Enjoy this chunda as an accompaniment to roti, chapati, theplas and papads. My family loves it in wraps, sandwiches and parathas.
Raw Mango Preserve / ChundaCourse: Side dish, AccompanimentCuisine: Gujrati, IndianDifficulty: Easy
540g grated raw and sour mango (2 large Totapuri mangoes)
400g golden caster sugar
1 tsp Kashmiri red chilli powder
2 whole dried Kashmiri red chillies
1 tsp roasted and ground cumin
1/2 tsp salt or to taste
- Rinse and pat the mangoes dry.
- Peel away the mango skin and grate the flesh.
- Put the grated mango flesh and sugar into a heavy-bottomed pan. Cook the mixture over a low to medium flame, stirring often so as not to crystallise the sugar.

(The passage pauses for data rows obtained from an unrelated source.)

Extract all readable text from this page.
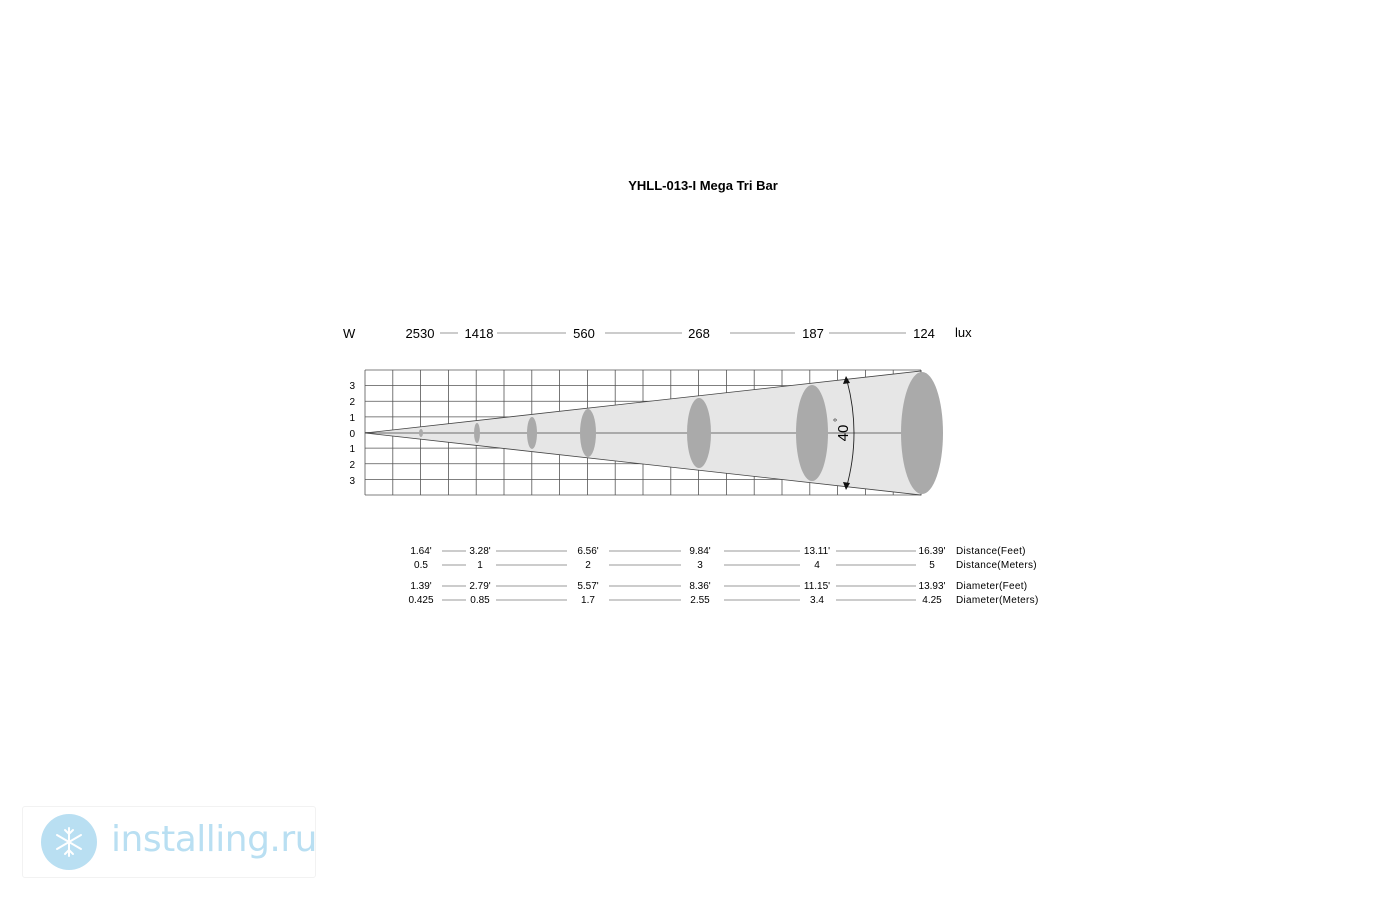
YHLL-013-I Mega Tri Bar
W	2530 1418	560	268	187	124 lux
40
°
3
2
1
0
1
2
3
1.64'	3.28'	6.56'	9.84'	13.11'	16.39' Distance(Feet)
0.5	1	2	3	4	5 Distance(Meters)
1.39'	2.79'	5.57'	8.36'	11.15'	13.93' Diameter(Feet)
0.425	0.85	1.7	2.55	3.4	4.25 Diameter(Meters)
installing.ru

- As the mixture starts bubbling, add the dried red chillies and continue stirring.
- Switch off the flame once the preserve has a jam-like consistency and is translucent.
- Lastly, add the red chilli powder along with roasted cumin powder, salt and mix well.
- Transfer to an airtight jar once cooled.
- Store in the fridge for up to a year.
- Wash and pat dry the glass containers and spoons used to prepare and cook this dish. Before cooking the dish, wash and sterilise an airtight glass jar to store the chunda. Make sure the jar is moisture free. Always use a dry steel spoon to serve chunda from the jar.
- Do not overcook the sugar syrup. Switch off the flame if the syrup can be stretched between the thumb and index finger.